Seat Bushings


  • Seat bushings are found in reclining functions, suspension systems, seat mechanisms, armrests and seat headrests.
  • OEMs look for bushings that have PTFE lining, a dry solid lubricant, to enable fluid motion and prevent noise.
  • Cylindrical and flanged bushings are mainly used in seat bushing applications.


As the trend in automotive seats continues to evolve into intelligent, personalized and eco-friendly design, bushings will play a more active role in seat design.

Connected vehicles continually monitor all aspects of driver and passenger engagement. When we consider they ways we currently personalize driving experience, such as headrest height, recline angle and seat positioning, it is easy to see what developments will be automated based on individual drivers.

Bushing manufacturers are partnering with OEMs to design seat bushings to provide a lightweight solution that dampens vibration and eliminates noise, while aiding in overall comfort.
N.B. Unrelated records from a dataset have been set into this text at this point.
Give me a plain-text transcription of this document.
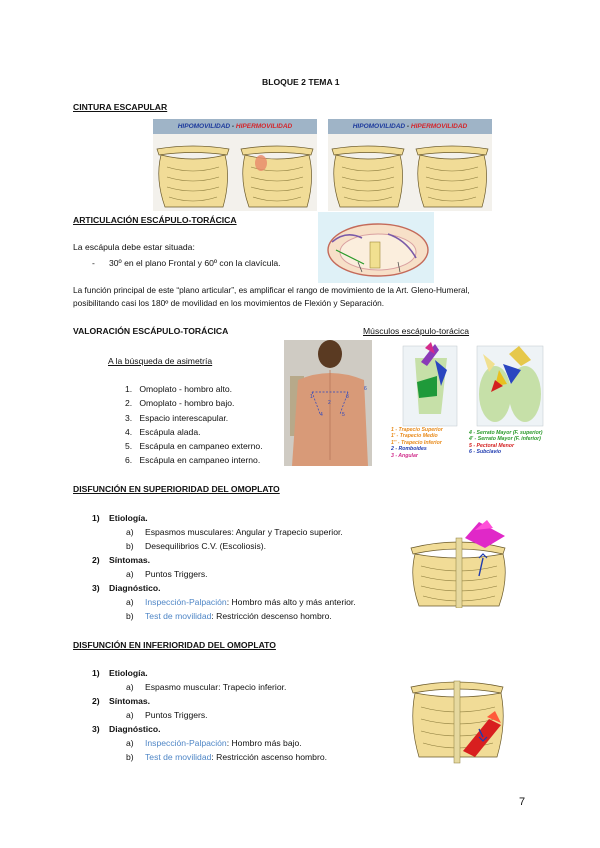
BLOQUE 2 TEMA 1
CINTURA ESCAPULAR
HIPOMOVILIDAD - HIPERMOVILIDAD	HIPOMOVILIDAD - HIPERMOVILIDAD
ARTICULACIÓN ESCÁPULO-TORÁCICA
La escápula debe estar situada:
- 30º en el plano Frontal y 60º con la clavícula.
La función principal de este “plano articular”, es amplificar el rango de movimiento de la Art. Gleno-Humeral,
posibilitando casi los 180º de movilidad en los movimientos de Flexión y Separación.
VALORACIÓN ESCÁPULO-TORÁCICA	Músculos escápulo-torácica
A la búsqueda de asimetría
1. Omoplato - hombro alto.
2. Omoplato - hombro bajo.
3. Espacio interescapular.
4. Escápula alada.
5. Escápula en campaneo externo.
6. Escápula en campaneo interno.
1
2
3
4	5
6
1 - Trapecio Superior
1' - Trapecio Medio
1'' - Trapecio Inferior
2 - Romboides
3 - Angular
4 - Serrato Mayor (F. superior)
4' - Serrato Mayor (F. inferior)
5 - Pectoral Menor
6 - Subclavio
DISFUNCIÓN EN SUPERIORIDAD DEL OMOPLATO
1) Etiología.
a) Espasmos musculares: Angular y Trapecio superior.
b) Desequilibrios C.V. (Escoliosis).
2) Síntomas.
a) Puntos Triggers.
3) Diagnóstico.
a) Inspección-Palpación: Hombro más alto y más anterior.
b) Test de movilidad: Restricción descenso hombro.
DISFUNCIÓN EN INFERIORIDAD DEL OMOPLATO
1) Etiología.
a) Espasmo muscular: Trapecio inferior.
2) Síntomas.
a) Puntos Triggers.
3) Diagnóstico.
a) Inspección-Palpación: Hombro más bajo.
b) Test de movilidad: Restricción ascenso hombro.
7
Many automotive engineers look for bushings with a PTFE lining, which acts as a lubricant, to prevent noise and enable fluid motion.

Construction of Seat Bushings

Bushings found in seat applications are flanged and cylindrical. The flange bushing acts as a positive end stop to prevent the bushing from moving axially. A double flange secures the bushing so that it never slides out from the housing.

The length of the bushing is sized to the application. As with many bearings, they are fully customizable based on the design engineering specifications.

In addition to being RoHS compliant, most of these wrapped bushings have a straight joint that makes them affordable and versatile. They are steel backed and have a porous bronze and PTFE lining. The self-lubricating material results in low torque friction and excellent wear resistance, resulting in a quiet and long operational life.

The construction of a seat bushing makes it excel in dry application by managing load, speed and temperatures under environmental conditions.

Bottom Line

Seat bushings will play an ever increasing role in seat applications as cars become more connected. Look for them in front and rear seats, active head restraints/head rests, commercial vehicle seats and child safety seats.